Stories Change Lives

I not only love stories, but I think they are the fabric of our world and vitally important. Stories literally make up your life and stories can change it. In a lot of ways, I tend to find this idea a bit abstract for many people and I often get strange looks when I espouse this belief. But sometimes I come across something that shows beautifully how a story can make a huge impact on lives.

Dan Santat is a great picture book creator and I love many of his books. My favorite, however, is After the Fall, which is about what happens to Humpty Dumpty after his famous fall off the wall. He experiences what many of us do after a traumatic experience – he has a hard time getting back to normal. It’s changed him in big ways, some of which are not so great.

I love the book and even more what Mr. Santat had to say about it when I made a recording with about it, but I didn’t expect it to get better. And then I came across this blog post from Dan himself about an experience he had in the parking lot of the grocery store where he met a man whose life he had impacted with that very book.
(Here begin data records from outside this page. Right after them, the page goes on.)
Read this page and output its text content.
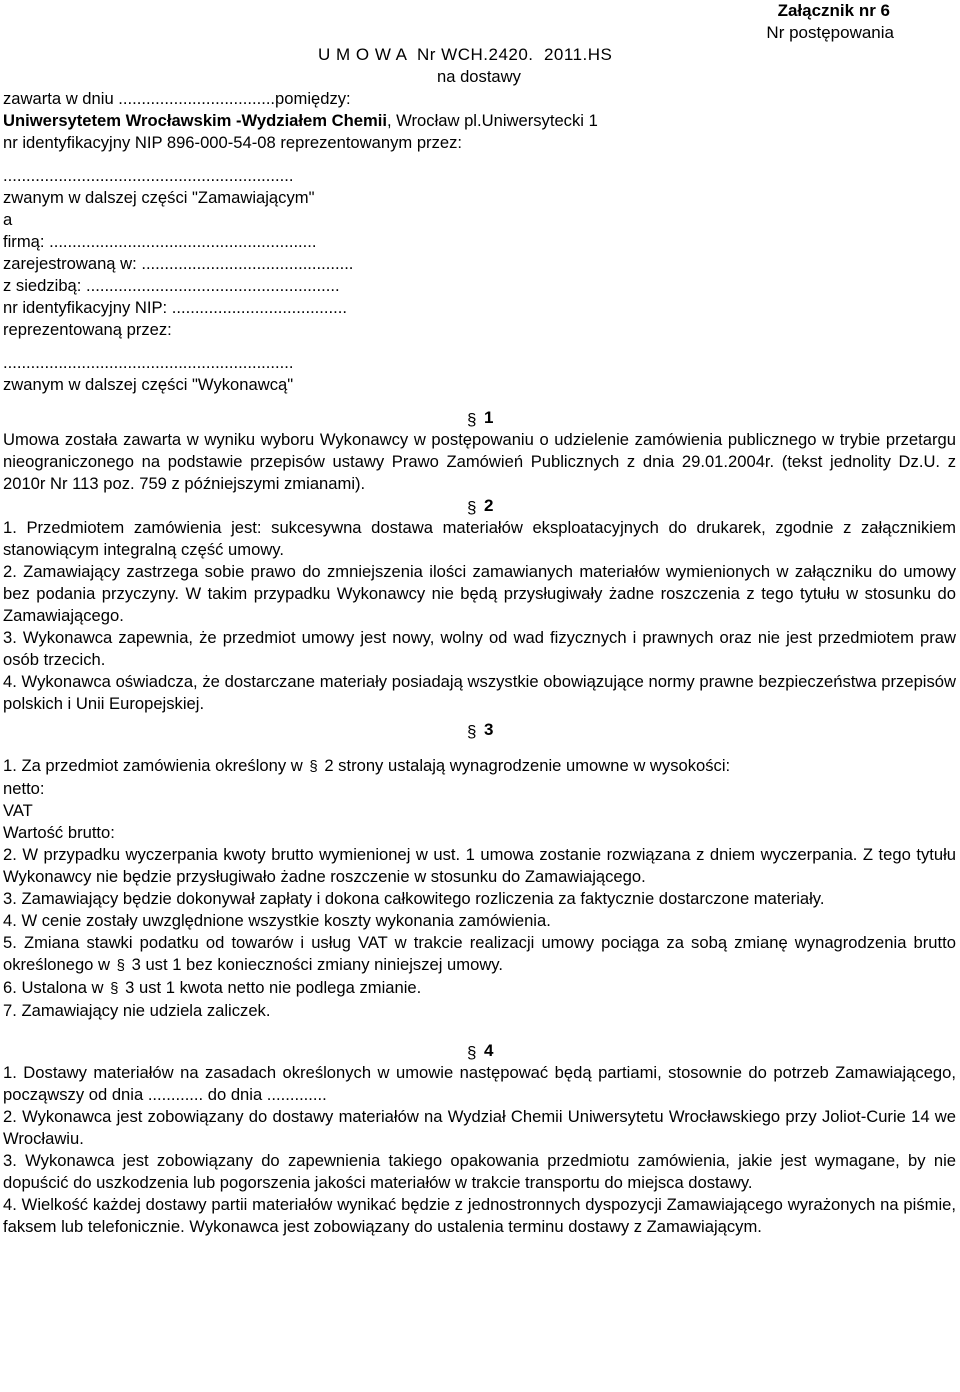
Załącznik nr 6
Nr postępowania
U M O W A  Nr WCH.2420.  2011.HS

na dostawy

zawarta w dniu ..................................pomiędzy:

Uniwersytetem Wrocławskim -Wydziałem Chemii, Wrocław pl.Uniwersytecki 1

nr identyfikacyjny NIP 896-000-54-08 reprezentowanym przez:

...............................................................

zwanym w dalszej części "Zamawiającym"

a

firmą: ..........................................................

zarejestrowaną w: ..............................................

z siedzibą: .......................................................

nr identyfikacyjny NIP: ......................................

reprezentowaną przez:

...............................................................

zwanym w dalszej części "Wykonawcą"

§ 1

Umowa została zawarta w wyniku wyboru Wykonawcy w postępowaniu o udzielenie zamówienia publicznego w trybie przetargu nieograniczonego na podstawie przepisów ustawy Prawo Zamówień Publicznych z dnia 29.01.2004r. (tekst jednolity Dz.U. z 2010r Nr 113 poz. 759 z późniejszymi zmianami).

§ 2

1. Przedmiotem zamówienia jest: sukcesywna dostawa materiałów eksploatacyjnych do drukarek, zgodnie z załącznikiem stanowiącym integralną część umowy.

2. Zamawiający zastrzega sobie prawo do zmniejszenia ilości zamawianych materiałów wymienionych w załączniku do umowy bez podania przyczyny. W takim przypadku Wykonawcy nie będą przysługiwały żadne roszczenia z tego tytułu w stosunku do Zamawiającego.

3. Wykonawca zapewnia, że przedmiot umowy jest nowy, wolny od wad fizycznych i prawnych oraz nie jest przedmiotem praw osób trzecich.

4. Wykonawca oświadcza, że dostarczane materiały posiadają wszystkie obowiązujące normy prawne bezpieczeństwa przepisów polskich i Unii Europejskiej.

§ 3

1. Za przedmiot zamówienia określony w § 2 strony ustalają wynagrodzenie umowne w wysokości:

netto:

VAT

Wartość brutto:

2. W przypadku wyczerpania kwoty brutto wymienionej w ust. 1 umowa zostanie rozwiązana z dniem wyczerpania. Z tego tytułu Wykonawcy nie będzie przysługiwało żadne roszczenie w stosunku do Zamawiającego.

3. Zamawiający będzie dokonywał zapłaty i dokona całkowitego rozliczenia za faktycznie dostarczone materiały.

4. W cenie zostały uwzględnione wszystkie koszty wykonania zamówienia.

5. Zmiana stawki podatku od towarów i usług VAT w trakcie realizacji umowy pociąga za sobą zmianę wynagrodzenia brutto określonego w § 3 ust 1 bez konieczności zmiany niniejszej umowy.

6. Ustalona w § 3 ust 1 kwota netto nie podlega zmianie.

7. Zamawiający nie udziela zaliczek.

§ 4

1. Dostawy materiałów na zasadach określonych w umowie następować będą partiami, stosownie do potrzeb Zamawiającego, począwszy od dnia ............ do dnia .............

2. Wykonawca jest zobowiązany do dostawy materiałów na Wydział Chemii Uniwersytetu Wrocławskiego przy Joliot-Curie 14 we Wrocławiu.

3. Wykonawca jest zobowiązany do zapewnienia takiego opakowania przedmiotu zamówienia, jakie jest wymagane, by nie dopuścić do uszkodzenia lub pogorszenia jakości materiałów w trakcie transportu do miejsca dostawy.

4. Wielkość każdej dostawy partii materiałów wynikać będzie z jednostronnych dyspozycji Zamawiającego wyrażonych na piśmie, faksem lub telefonicznie. Wykonawca jest zobowiązany do ustalenia terminu dostawy z Zamawiającym.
Now, this is a picture book. It’s got less than 40 pages and only 366 words. This post has about that many words. It’s not a lot. And most adults dismiss picture books as being for little kids and thus not very complex or meaningful. The story Mr. Santat shares, however, isn’t about a kid reading the book. It’s about an adult.

Now, I think picture books are amazing and can often be powerful and impactful in ways longer stories can rarely hope to be, but most of the time I get looked at funny for giving my adult friends picture books. But a story about a grown man being so affected by a picture book gets my attention just the same. This shows that I’m not crazy and that picture books do matter. Sometimes they make all the difference.